Project Is Not as Protective of Water Quality as Federal Law Requires
For Immediate Release:
Tuesday, October 6, 2015
- John Robison, Idaho Conservation League, 208-345-6933 x 13, email@example.com
- Liz Paul, Idaho Rivers United, 208-343-7481, firstname.lastname@example.org
- Pam Conley, Golden Eagle Audubon, 208-869-0337, email@example.com
Boise, ID – On Monday, October 5, the U.S. Forest Service issued a Decision Notice authorizing the next phase of exploration for the CuMo Project in the Grimes Creek watershed in the headwaters of the Boise River.
The project entails constructing up to 10.2 miles of roads, clearing up to 137 drill pads and drilling as many as 259 exploration holes. The purpose is to further delineate an ore body that Canadian mining company CuMoCo hopes to develop into an open-pit copper, molybdenum and silver mine.
This is the second time the Forest Service has authorized this exploration project. In 2012, a federal judge determined that the Forest Service had not adequately considered potential groundwater impacts from the exploration project and instructed them to do additional analysis.
After reviewing the new analysis, local conservation groups representing citizens who live downstream from the project area remain concerned that the approved project is not as protective of water quality as federal law requires.
While much of the Grimes Creek watershed was damaged by historic dredge mining, the upper stretches of Grimes Creek support native fish and wildlife. “The CuMo exploration area is in the best of the Grimes Creek watershed, which flows into the Boise River," said Pam Conley, Golden Eagle Audubon. "The area is also home to the largest known populations in the world of the rare plant Sacajawea’s bitterroot. The Forest Service needs to do a better job of protecting this area from the hazards of mining exploration.”

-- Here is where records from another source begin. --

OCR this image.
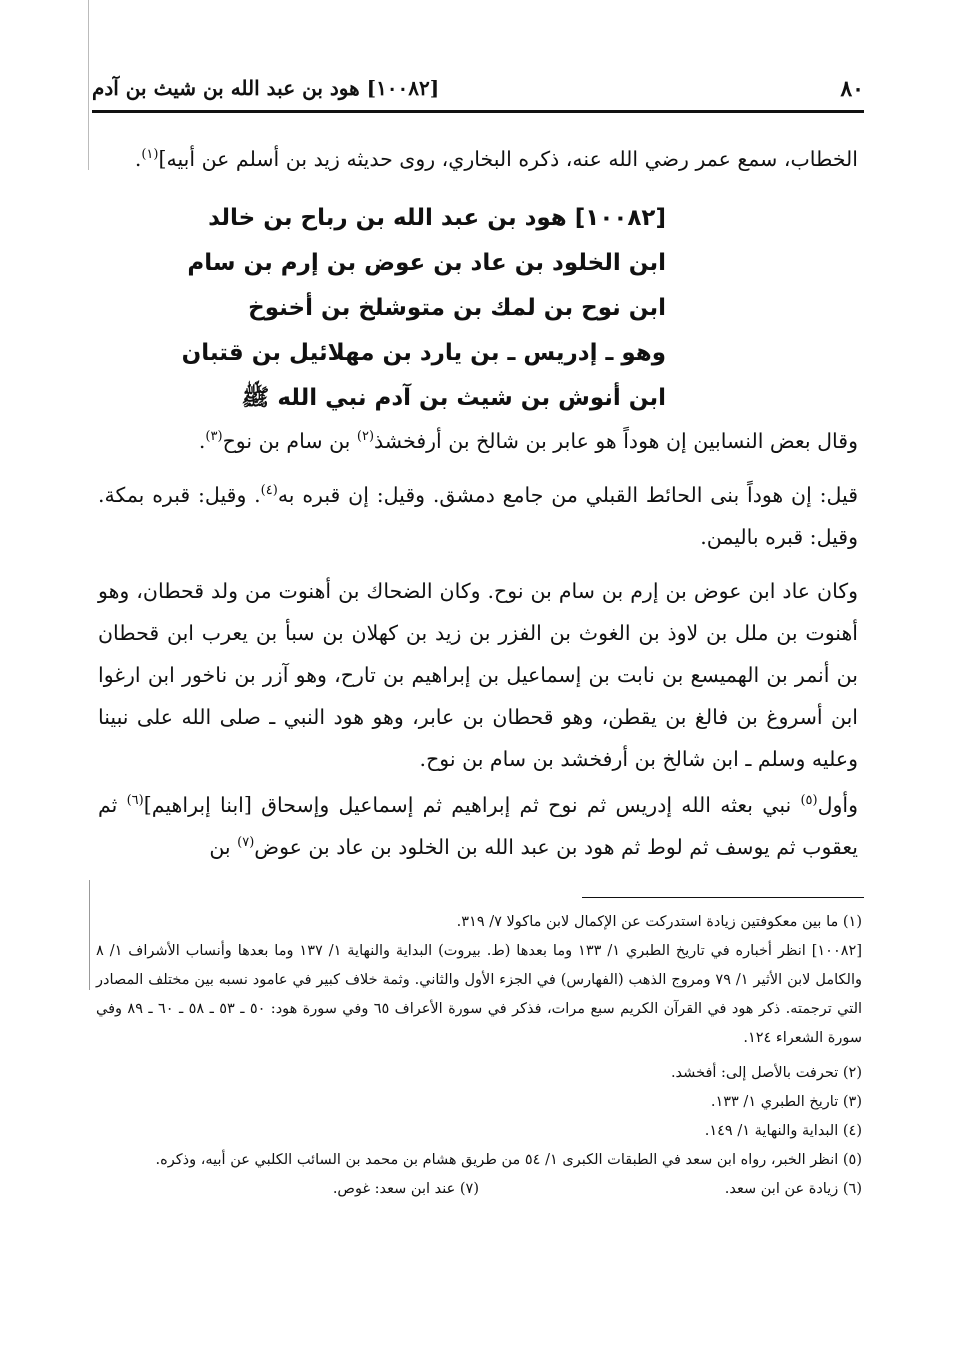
٨٠
[١٠٠٨٢] هود بن عبد الله بن شيث بن آدم
الخطاب، سمع عمر رضي الله عنه، ذكره البخاري، روى حديثه زيد بن أسلم عن أبيه]$^{(١)}$.
[١٠٠٨٢] هود بن عبد الله بن رباح بن خالد
ابن الخلود بن عاد بن عوض بن إرم بن سام
ابن نوح بن لمك بن متوشلخ بن أخنوخ
وهو ـ إدريس ـ بن يارد بن مهلائيل بن قتبان
ابن أنوش بن شيث بن آدم نبي الله ﷺ
وقال بعض النسابين إن هوداً هو عابر بن شالخ بن أرفخشذ$^{(٢)}$ بن سام بن نوح$^{(٣)}$.
قيل: إن هوداً بنى الحائط القبلي من جامع دمشق. وقيل: إن قبره به$^{(٤)}$. وقيل: قبره بمكة. وقيل: قبره باليمن.
وكان عاد ابن عوض بن إرم بن سام بن نوح. وكان الضحاك بن أهنوت من ولد قحطان، وهو أهنوت بن ملل بن لاوذ بن الغوث بن الفزر بن زيد بن كهلان بن سبأ بن يعرب ابن قحطان بن أنمر بن الهميسع بن نابت بن إسماعيل بن إبراهيم بن تارح، وهو آزر بن ناخور ابن ارغوا ابن أسروغ بن فالغ بن يقطن، وهو قحطان بن عابر، وهو هود النبي ـ صلى الله على نبينا وعليه وسلم ـ ابن شالخ بن أرفخشد بن سام بن نوح.
وأول$^{(٥)}$ نبي بعثه الله إدريس ثم نوح ثم إبراهيم ثم إسماعيل وإسحاق [ابنا إبراهيم]$^{(٦)}$ ثم يعقوب ثم يوسف ثم لوط ثم هود بن عبد الله بن الخلود بن عاد بن عوض$^{(٧)}$ بن
(١) ما بين معكوفتين زيادة استدركت عن الإكمال لابن ماكولا ٧/ ٣١٩.
[١٠٠٨٢] انظر أخباره في تاريخ الطبري ١/ ١٣٣ وما بعدها (ط. بيروت) البداية والنهاية ١/ ١٣٧ وما بعدها وأنساب الأشراف ١/ ٨ والكامل لابن الأثير ١/ ٧٩ ومروج الذهب (الفهارس) في الجزء الأول والثاني. وثمة خلاف كبير في عامود نسبه بين مختلف المصادر التي ترجمته. ذكر هود في القرآن الكريم سبع مرات، فذكر في سورة الأعراف ٦٥ وفي سورة هود: ٥٠ ـ ٥٣ ـ ٥٨ ـ ٦٠ ـ ٨٩ وفي سورة الشعراء ١٢٤.
(٢) تحرفت بالأصل إلى: أفخشد.
(٣) تاريخ الطبري ١/ ١٣٣.
(٤) البداية والنهاية ١/ ١٤٩.
(٥) انظر الخبر، رواه ابن سعد في الطبقات الكبرى ١/ ٥٤ من طريق هشام بن محمد بن السائب الكلبي عن أبيه، وذكره.
(٦) زيادة عن ابن سعد.
(٧) عند ابن سعد: غوص.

Liz Paul, Idaho Rivers United’s Boise River campaign coordinator, said, "The Forest Service is putting the Boise River at risk by allowing this mineral exploration."
Historic mines in the area have high arsenic levels and the groups are concerned that drilling operations could change groundwater flows or contaminate local springs. The groups argue that the Forest Service has not established the necessary baseline studies to see what effect drilling operations may have on water flowing from springs and seeps.
"The Forest Service is still not doing its due diligence to protect public water supplies in advance of issuing this decision," said John Robison, public lands director for the Idaho Conservation League. "We are examining our legal options to protect the Boise River headwaters."